More than any player in the modern era, Roger Federer has made the game look easy. Federer, the graceful. Federer, the perfect. Federer, the ideal tennis player. It's what makes him so intoxicating to watch. It's what inspires a near literal traveling church of Roger Federer faithful at ATP events. But what looks easy comes with a soundtrack, an internal monologue, and in that monologue, the greatest male tennis player of all time will sometimes grind hard, full of doubt and pressure and frustration, wrestling with history and ambition, fearful of coming up short.
"Oh, s---, he's got me at the finish line," Federer said to himself.
He struggled to calm down. He kept talking, tried to stay positive: "I told myself, 'I've done very little wrong. I've played committed. I've played bigger with my backhand than I ever have against Rafa. I've hit a lot of backhand winners.'"
He was resetting, centering himself in the middle of a free fall. And somewhere in the conversation between Federer and Federer he found the calm he was seeking. This was an unlikely final to be in, coming off a left knee injury at age 35, and the boisterous crowd was with him. He fed on its energy. He remembers it now as some combination of Zen and excitement. "A different mindset," he says. Instead of getting shaky, he got energized. Instead of reproducing an old pattern, he found something new. "I had the best 20 minutes of my life, maybe, on the tennis court," he says. "I just zoned in and just went ..." He lifts his right hand and mimics a jet taking off. It climbs higher and higher, and then it flies away.

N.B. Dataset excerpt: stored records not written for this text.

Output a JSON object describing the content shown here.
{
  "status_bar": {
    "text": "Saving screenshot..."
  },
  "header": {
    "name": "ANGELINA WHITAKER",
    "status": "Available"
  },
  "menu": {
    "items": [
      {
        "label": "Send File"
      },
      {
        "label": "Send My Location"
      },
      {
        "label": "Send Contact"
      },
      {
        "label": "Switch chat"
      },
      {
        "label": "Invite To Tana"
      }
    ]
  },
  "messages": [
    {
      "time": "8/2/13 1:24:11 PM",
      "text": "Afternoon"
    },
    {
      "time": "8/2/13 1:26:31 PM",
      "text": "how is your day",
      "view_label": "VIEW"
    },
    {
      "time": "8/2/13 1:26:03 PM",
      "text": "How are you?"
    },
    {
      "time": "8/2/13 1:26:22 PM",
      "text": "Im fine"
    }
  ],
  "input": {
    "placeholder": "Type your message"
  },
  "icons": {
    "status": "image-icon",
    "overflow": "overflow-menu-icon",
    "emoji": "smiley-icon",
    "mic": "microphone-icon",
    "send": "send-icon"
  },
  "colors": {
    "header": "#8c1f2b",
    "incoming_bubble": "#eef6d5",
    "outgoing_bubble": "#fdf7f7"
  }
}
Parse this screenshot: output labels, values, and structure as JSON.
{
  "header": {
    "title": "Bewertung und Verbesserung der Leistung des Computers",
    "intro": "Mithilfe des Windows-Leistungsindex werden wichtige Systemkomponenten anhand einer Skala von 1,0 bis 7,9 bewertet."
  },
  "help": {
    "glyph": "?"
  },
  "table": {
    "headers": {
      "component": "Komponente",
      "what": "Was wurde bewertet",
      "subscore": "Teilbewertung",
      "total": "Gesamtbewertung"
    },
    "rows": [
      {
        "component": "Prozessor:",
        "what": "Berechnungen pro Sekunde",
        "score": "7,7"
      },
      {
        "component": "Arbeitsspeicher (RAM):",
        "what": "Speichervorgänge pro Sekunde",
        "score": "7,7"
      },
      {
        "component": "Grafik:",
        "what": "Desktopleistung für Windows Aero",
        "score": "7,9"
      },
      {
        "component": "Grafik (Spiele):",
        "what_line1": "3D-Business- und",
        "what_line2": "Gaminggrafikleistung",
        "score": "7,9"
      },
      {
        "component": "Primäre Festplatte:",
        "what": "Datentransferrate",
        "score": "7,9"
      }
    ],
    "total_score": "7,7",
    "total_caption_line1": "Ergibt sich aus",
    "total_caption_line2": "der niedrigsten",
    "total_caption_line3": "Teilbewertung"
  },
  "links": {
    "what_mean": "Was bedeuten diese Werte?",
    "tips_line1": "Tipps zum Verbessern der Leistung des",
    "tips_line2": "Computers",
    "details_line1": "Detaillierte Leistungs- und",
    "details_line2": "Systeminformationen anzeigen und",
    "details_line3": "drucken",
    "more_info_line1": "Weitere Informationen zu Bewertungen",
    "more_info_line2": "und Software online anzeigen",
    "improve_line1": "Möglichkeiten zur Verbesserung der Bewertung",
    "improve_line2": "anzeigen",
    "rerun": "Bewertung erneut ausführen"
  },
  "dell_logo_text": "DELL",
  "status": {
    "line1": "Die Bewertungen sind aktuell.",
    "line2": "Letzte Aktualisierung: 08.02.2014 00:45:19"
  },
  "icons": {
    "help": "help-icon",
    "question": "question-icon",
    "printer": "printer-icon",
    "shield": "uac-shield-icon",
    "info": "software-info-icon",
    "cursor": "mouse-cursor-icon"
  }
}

Federer is sitting at a long, lacquered table in a private dining room at the Four Seasons Hotel in downtown Seattle. He is tanned and wears a black Nike top and black Nike sweats. He sits up in his chair, unspooling the moment in Melbourne, excited at the memory of it. "What I was telling myself is 'Play free,'" he says. "'Don't feel like you're in a straitjacket. Feel like you have nothing to lose, maybe for one of the first times.'"
With Federer serving for the match, Nadal made one last charge, earning two break points and threatening to take back momentum. Federer kept talking to himself, urging himself on: "Just keep not thinking too much about the what-ifs ... the pressure, the moment. I know it's huge, we all know it's huge, but just try to shake it off. Don't freeze up. Fight, but don't try too hard and want it too much."
He looks out the hotel-room window toward Puget Sound. The sky is clear and blue. "Just like Switzerland," he says. Snow-covered mountains rise in the distance. The view is scarred by an unsightly gray power plant. He looks past it to the water and the white peaks.